Salesforce.com has passed up traditional virtualisation software for custom technology that puts up to 10,000 customers on what is essentially a single virtual machine.

The company has a total of five production data centres in the US, Japan and Singapore to support more than 100,000 customers and their 400,000 applications.
According to Salesforce’s head of infrastructure Steve Fisher, the facilities share a common architecture, built on commodity servers, storage and switches and custom software.
“We use Dell app servers, Dell servers for our databases – all x86 stuff. We use F5 load balancers, Cisco SAN switches, storage from EMC and Hitachi,” Fisher told iTnews.
“It’s your typical [hardware] stuff. It’s really our software that’s highly differentiated.”
Virtualisation products from the likes of VMWare and Microsoft typically improve IT efficiency by allowing organisations to pool physical server resources and present them as multiple isolated environments.
Fisher said Salesforce was even more efficient by treating all customer data as part of a single application server and database, while presenting customers with the “illusion” of their own environments.
“When you’re a customer, you think you’ve created your own database table, but … that never actually shows up as a table in our database. It is all done through metadata,” Fisher said.
“The only thing that’s customer-specific anywhere in our infrastructure is just records in a database.”
“What virtualisation is great for is taking the traditional, single-tenant architecture and making it more efficient,” he said.
“We’ve basically built our platform for multi-tenancy from the ground up. From the [Salesforce] operations team’s point of view, it’s really just one application.”
Fisher said Salesforce had “well under 10,000” servers across all its production data centres worldwide – “orders of magnitude” less than if it had used traditional virtualisation.
The platform allowed Salesforce to aggregate and provide for the peak demand of tens of thousands of applications, rather than having to treat the peak demand of each application separately.
“The efficiencies are kind of unbelievable. We’re running 400,000 applications, I don’t know how many millions of users ... [and] we do that in with just a few thousand servers,” he said.
“Even in a full virtualised model, every application would [require] a couple of app servers for redundancy, a couple of database servers, and then we would have to replicate that.
“So we’re talking about eight virtual machines times 400,000. That is not going to run on a few thousand servers.”
Limiting risk
Infrastructure sharing may have economic benefits, but security experts have warned that it could expose organisations to the risk of collateral damage from cyber attacks.
A single platform could also mean that any disruptions – whether due to hardware, software, or personnel – are felt service-wide.
Salesforce has attempted to limit the effect of any disruptions by splitting its capacity into “pods” of 5000 to 10,000 customers.
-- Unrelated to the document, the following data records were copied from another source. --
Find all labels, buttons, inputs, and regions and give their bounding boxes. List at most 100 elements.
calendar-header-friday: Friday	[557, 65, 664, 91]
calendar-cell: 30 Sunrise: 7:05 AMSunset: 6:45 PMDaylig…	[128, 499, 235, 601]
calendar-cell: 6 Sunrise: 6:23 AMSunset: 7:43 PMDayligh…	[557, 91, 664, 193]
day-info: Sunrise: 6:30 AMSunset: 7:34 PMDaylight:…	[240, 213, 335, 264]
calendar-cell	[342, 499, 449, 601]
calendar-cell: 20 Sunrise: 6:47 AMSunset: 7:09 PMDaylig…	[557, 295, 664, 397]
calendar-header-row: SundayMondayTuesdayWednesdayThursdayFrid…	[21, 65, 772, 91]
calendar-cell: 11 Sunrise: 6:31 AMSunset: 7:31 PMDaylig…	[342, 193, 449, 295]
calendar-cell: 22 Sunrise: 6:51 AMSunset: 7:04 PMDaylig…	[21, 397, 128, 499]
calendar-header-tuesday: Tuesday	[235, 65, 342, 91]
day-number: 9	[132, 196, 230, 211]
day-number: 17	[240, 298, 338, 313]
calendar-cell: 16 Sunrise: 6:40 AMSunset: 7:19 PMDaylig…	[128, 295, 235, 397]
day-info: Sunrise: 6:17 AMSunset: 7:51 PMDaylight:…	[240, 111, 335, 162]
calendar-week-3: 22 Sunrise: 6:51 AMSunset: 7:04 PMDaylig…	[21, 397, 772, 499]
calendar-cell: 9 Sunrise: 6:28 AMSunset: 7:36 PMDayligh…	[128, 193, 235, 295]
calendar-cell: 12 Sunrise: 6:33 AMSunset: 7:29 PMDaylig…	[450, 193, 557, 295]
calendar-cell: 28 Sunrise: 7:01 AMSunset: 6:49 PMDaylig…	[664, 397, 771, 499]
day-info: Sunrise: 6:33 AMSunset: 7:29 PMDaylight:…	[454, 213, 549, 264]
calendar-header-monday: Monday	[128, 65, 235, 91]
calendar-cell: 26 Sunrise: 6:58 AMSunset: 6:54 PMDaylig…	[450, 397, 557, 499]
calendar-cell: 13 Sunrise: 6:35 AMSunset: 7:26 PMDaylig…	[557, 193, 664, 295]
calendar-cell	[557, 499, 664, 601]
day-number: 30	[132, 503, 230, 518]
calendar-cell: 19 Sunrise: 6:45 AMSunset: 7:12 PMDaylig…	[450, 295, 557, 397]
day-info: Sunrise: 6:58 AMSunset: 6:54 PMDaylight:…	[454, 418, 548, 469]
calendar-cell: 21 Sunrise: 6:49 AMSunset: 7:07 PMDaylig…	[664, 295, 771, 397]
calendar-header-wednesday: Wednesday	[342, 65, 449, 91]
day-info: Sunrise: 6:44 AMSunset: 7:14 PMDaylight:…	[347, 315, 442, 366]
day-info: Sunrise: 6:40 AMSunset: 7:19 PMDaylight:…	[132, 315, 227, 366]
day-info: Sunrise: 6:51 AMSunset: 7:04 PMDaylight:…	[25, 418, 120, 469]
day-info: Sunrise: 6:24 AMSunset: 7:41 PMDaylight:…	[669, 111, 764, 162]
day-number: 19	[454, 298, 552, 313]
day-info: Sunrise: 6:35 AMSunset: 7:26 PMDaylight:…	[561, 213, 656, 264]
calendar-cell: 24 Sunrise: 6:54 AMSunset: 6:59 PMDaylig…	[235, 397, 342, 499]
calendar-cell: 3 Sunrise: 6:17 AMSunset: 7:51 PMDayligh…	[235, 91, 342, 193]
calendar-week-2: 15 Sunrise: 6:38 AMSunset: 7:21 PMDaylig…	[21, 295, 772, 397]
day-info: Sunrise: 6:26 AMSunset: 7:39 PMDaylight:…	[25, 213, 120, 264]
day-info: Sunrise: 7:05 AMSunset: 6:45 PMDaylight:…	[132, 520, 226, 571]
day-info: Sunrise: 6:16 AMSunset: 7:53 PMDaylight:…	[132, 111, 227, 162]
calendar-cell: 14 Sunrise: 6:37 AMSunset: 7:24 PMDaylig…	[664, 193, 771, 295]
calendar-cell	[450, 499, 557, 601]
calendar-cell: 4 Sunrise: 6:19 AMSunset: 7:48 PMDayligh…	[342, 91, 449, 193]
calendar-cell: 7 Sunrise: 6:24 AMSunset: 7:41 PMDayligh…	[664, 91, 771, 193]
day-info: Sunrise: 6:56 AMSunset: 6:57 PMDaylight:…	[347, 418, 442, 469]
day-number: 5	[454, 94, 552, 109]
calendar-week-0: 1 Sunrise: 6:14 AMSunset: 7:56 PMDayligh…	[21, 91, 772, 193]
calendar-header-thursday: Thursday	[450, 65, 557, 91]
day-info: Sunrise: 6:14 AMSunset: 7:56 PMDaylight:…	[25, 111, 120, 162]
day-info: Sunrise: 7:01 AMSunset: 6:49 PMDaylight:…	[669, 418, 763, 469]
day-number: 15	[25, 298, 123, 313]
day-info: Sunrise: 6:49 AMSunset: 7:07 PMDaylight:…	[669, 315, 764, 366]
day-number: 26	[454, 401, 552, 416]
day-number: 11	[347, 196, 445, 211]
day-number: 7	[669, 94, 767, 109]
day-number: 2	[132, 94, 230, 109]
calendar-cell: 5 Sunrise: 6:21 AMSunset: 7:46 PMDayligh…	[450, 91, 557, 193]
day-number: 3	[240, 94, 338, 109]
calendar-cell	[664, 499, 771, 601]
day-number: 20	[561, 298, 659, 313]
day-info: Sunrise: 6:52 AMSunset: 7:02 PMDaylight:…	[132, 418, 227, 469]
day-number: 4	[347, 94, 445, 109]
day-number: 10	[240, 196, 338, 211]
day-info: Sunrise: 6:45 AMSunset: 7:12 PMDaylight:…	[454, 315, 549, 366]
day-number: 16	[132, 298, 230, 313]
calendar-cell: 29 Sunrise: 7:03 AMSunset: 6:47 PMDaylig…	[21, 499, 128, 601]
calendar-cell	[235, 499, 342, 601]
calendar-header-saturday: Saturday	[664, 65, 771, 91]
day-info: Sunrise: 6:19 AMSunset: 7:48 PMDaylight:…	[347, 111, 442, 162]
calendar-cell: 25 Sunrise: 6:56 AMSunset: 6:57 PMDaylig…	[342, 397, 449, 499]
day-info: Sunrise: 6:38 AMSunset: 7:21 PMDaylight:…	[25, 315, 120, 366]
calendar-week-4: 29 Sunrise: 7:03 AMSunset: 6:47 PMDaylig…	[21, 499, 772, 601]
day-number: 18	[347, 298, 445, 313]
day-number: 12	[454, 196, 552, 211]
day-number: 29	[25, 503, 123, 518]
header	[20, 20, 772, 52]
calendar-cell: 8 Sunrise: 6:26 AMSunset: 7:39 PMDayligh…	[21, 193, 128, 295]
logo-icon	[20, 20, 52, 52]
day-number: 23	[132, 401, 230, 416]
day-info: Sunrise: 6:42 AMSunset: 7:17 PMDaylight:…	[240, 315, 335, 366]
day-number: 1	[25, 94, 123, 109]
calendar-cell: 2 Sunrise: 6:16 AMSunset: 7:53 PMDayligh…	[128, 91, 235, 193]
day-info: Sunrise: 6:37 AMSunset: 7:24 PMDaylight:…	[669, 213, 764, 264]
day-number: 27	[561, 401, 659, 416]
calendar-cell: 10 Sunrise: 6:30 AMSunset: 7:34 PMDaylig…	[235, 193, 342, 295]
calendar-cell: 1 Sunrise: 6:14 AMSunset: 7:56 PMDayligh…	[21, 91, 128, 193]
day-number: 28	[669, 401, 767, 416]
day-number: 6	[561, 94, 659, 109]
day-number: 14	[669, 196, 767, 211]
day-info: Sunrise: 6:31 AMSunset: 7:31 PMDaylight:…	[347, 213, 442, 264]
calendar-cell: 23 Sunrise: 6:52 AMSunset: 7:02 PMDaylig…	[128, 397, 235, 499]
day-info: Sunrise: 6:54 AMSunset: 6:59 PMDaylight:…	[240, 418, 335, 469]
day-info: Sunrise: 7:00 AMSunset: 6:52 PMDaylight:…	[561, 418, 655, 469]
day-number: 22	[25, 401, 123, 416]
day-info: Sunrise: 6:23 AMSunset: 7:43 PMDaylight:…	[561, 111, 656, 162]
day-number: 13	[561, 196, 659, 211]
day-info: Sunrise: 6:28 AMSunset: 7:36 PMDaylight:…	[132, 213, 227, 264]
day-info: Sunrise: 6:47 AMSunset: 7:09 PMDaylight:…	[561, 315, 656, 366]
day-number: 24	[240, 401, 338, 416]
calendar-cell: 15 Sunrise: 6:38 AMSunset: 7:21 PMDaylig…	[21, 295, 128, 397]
The company has 15 pods in North America, two in the Asia Pacific region and three in Europe, the Middle East and Africa.
“A pod is a unit of multi-tenant capacity,” Fisher explained. “Any one customer lives on an individual pod and that pod is replicated to another data centre.
“We’re big believers in multi-tenancy … but it is nice that if something catastrophic should go wrong, it would only affect customers on that one pod.”
Fisher pointed to a storage failure in its North American ‘NA2’ pod that disrupted services for seven hours in late June.
“We had an incident on NA2 which was a failure in our storage subsystem and it did exactly what you would expect. There was a disruption on NA2 but it didn’t disrupt anybody else,” he said.
“Clearly, that was not good for customers on NA2 but it was certainly good that we had that architecture as opposed to having datacentre-wide outages or service-wide outages.”